# Thread: reflection of curve

1. ## reflection of curve

Hi
I have the following question:
there is a plane in R^3 given by:
2x+z+1 = 0

Let \psi:R^3 -> R^3 be the reflection along the plane, and let C be a curve in R^3 given by:
x = t
y = t^2
z = t^3

Find the equation of \psi(C)

I know the relection equation and I have got down to the following:

(t, t^2, t^3) - (2/5)(2t + t^2 + 1)(2, 0, 1)

How do I simplify this down to the x, x and z components?

Thanks

2. Originally Posted by srose34
Hi
I have the following question:
there is a plane in R^3 given by:
2x+z+1 = 0

Let \psi:R^3 -> R^3 be the reflection along the plane, and let C be a curve in R^3 given by:
x = t
y = t^2
z = t^3

Find the equation of \psi(C)

I know the relection equation and I have got down to the following:

(t, t^2, t^3) - (2/5)(2t + t^2 + 1)(2, 0, 1)

How do I simplify this down to the x, x and z components?

Thanks
1. I didn't check if your calculations are OK.

2. I changed the notation so you can see what is a scalar factor and what is a vector.

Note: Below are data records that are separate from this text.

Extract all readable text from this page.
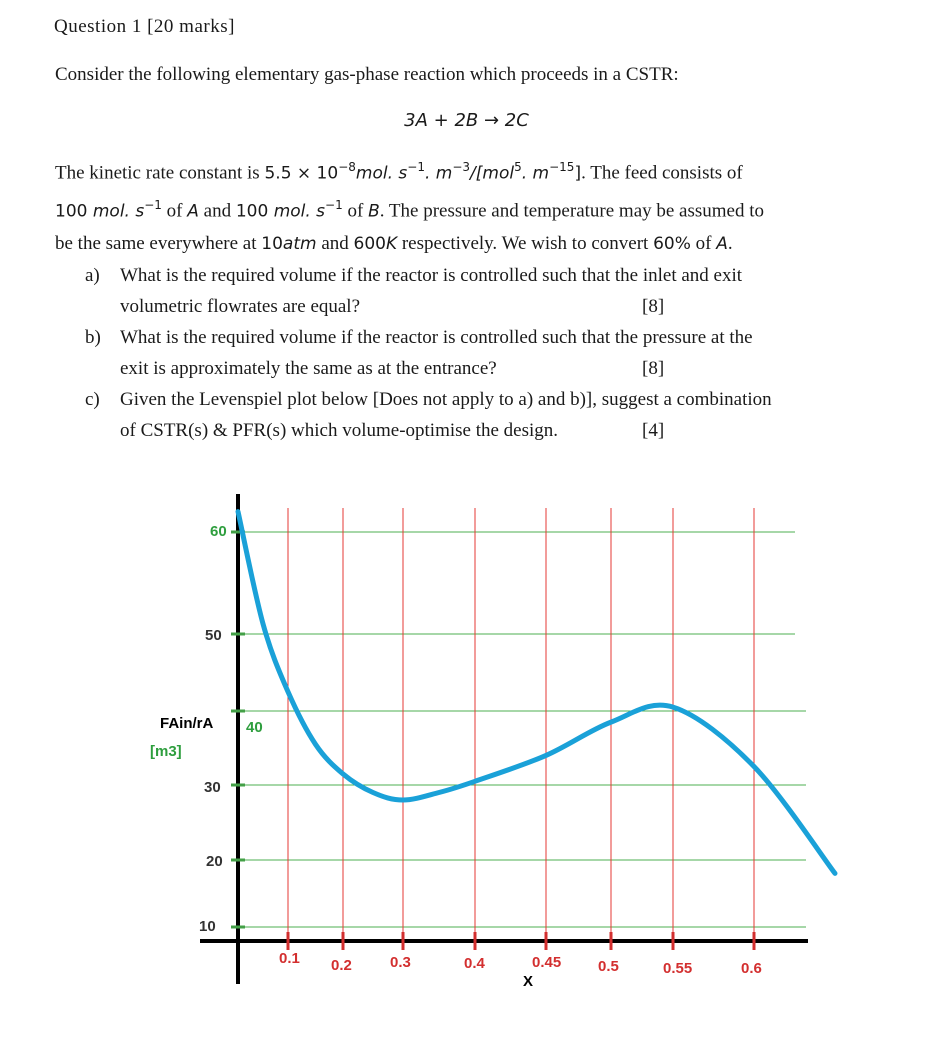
Question 1 [20 marks]
Consider the following elementary gas-phase reaction which proceeds in a CSTR:
3A + 2B → 2C
The kinetic rate constant is $5.5 \times 10^{-8}mol$. $s^{-1}$. $m^{-3}/[mol^5$. $m^{-15}$]. The feed consists of
100 mol. $s^{-1}$ of A and 100 mol. $s^{-1}$ of B. The pressure and temperature may be assumed to
be the same everywhere at 10atm and 600K respectively. We wish to convert 60% of A.
a) What is the required volume if the reactor is controlled such that the inlet and exit
volumetric flowrates are equal?	[8]
b) What is the required volume if the reactor is controlled such that the pressure at the
exit is approximately the same as at the entrance?	[8]
c) Given the Levenspiel plot below [Does not apply to a) and b)], suggest a combination
of CSTR(s) & PFR(s) which volume-optimise the design.	[4]
60
50
40
30
20
10
0.1 0.2	0.3	0.4	0.45 0.5	0.55	0.6
FAin/rA
[m3]
X
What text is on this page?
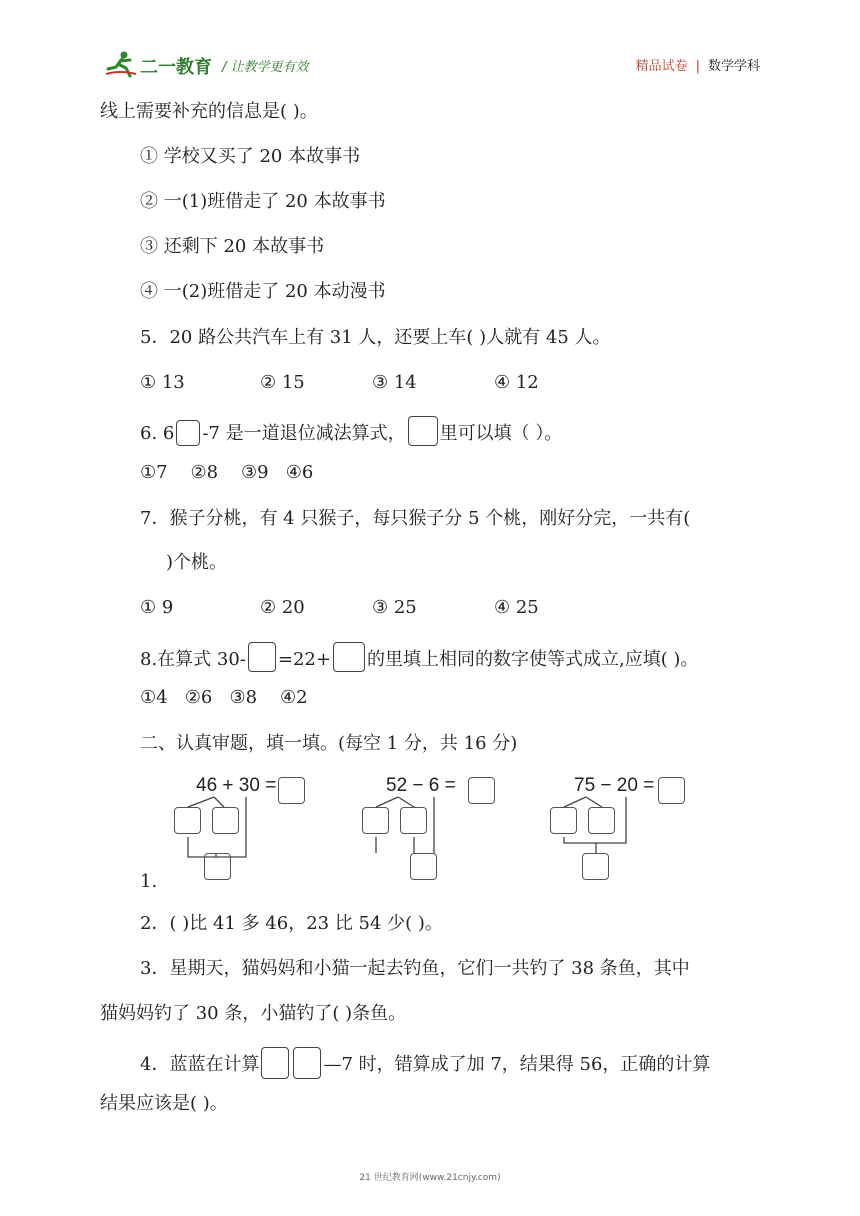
二一教育 / 让教学更有效	精品试卷 | 数学学科
线上需要补充的信息是( )。
① 学校又买了 20 本故事书
② 一(1)班借走了 20 本故事书
③ 还剩下 20 本故事书
④ 一(2)班借走了 20 本动漫书
5．20 路公共汽车上有 31 人，还要上车( )人就有 45 人。
① 13	② 15	③ 14	④ 12
6. 6 -7 是一道退位减法算式， 里可以填（ ）。
①7 ②8 ③9 ④6
7．猴子分桃，有 4 只猴子，每只猴子分 5 个桃，刚好分完，一共有(
)个桃。
① 9	② 20	③ 25	④ 25
8.在算式 30- =22+ 的里填上相同的数字使等式成立,应填( )。
①4 ②6 ③8 ④2
二、认真审题，填一填。(每空 1 分，共 16 分)
46 + 30 =	52 − 6 =	75 − 20 =
1.
2．( )比 41 多 46，23 比 54 少( )。
3．星期天，猫妈妈和小猫一起去钓鱼，它们一共钓了 38 条鱼，其中
猫妈妈钓了 30 条，小猫钓了( )条鱼。
4．蓝蓝在计算	—7 时，错算成了加 7，结果得 56，正确的计算
结果应该是( )。
21 世纪教育网(www.21cnjy.com)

$\displaystyle \langle t, t^2, t^3 \rangle - (2/5)(2t + t^2 + 1)\langle2, 0, 1\rangle$

3. You'll get:

$\displaystyle \begin{array}{l}x = t - \frac25 (2t+t^2+1) \cdot 2 \\ y = t^2 - \frac25 (2t+t^2+1) \cdot 0 \\ z = t^3 - \frac25 (2t+t^2+1) \cdot 1\end{array}$

4. Simplify the RHSs.

3. ok, thanks that helps.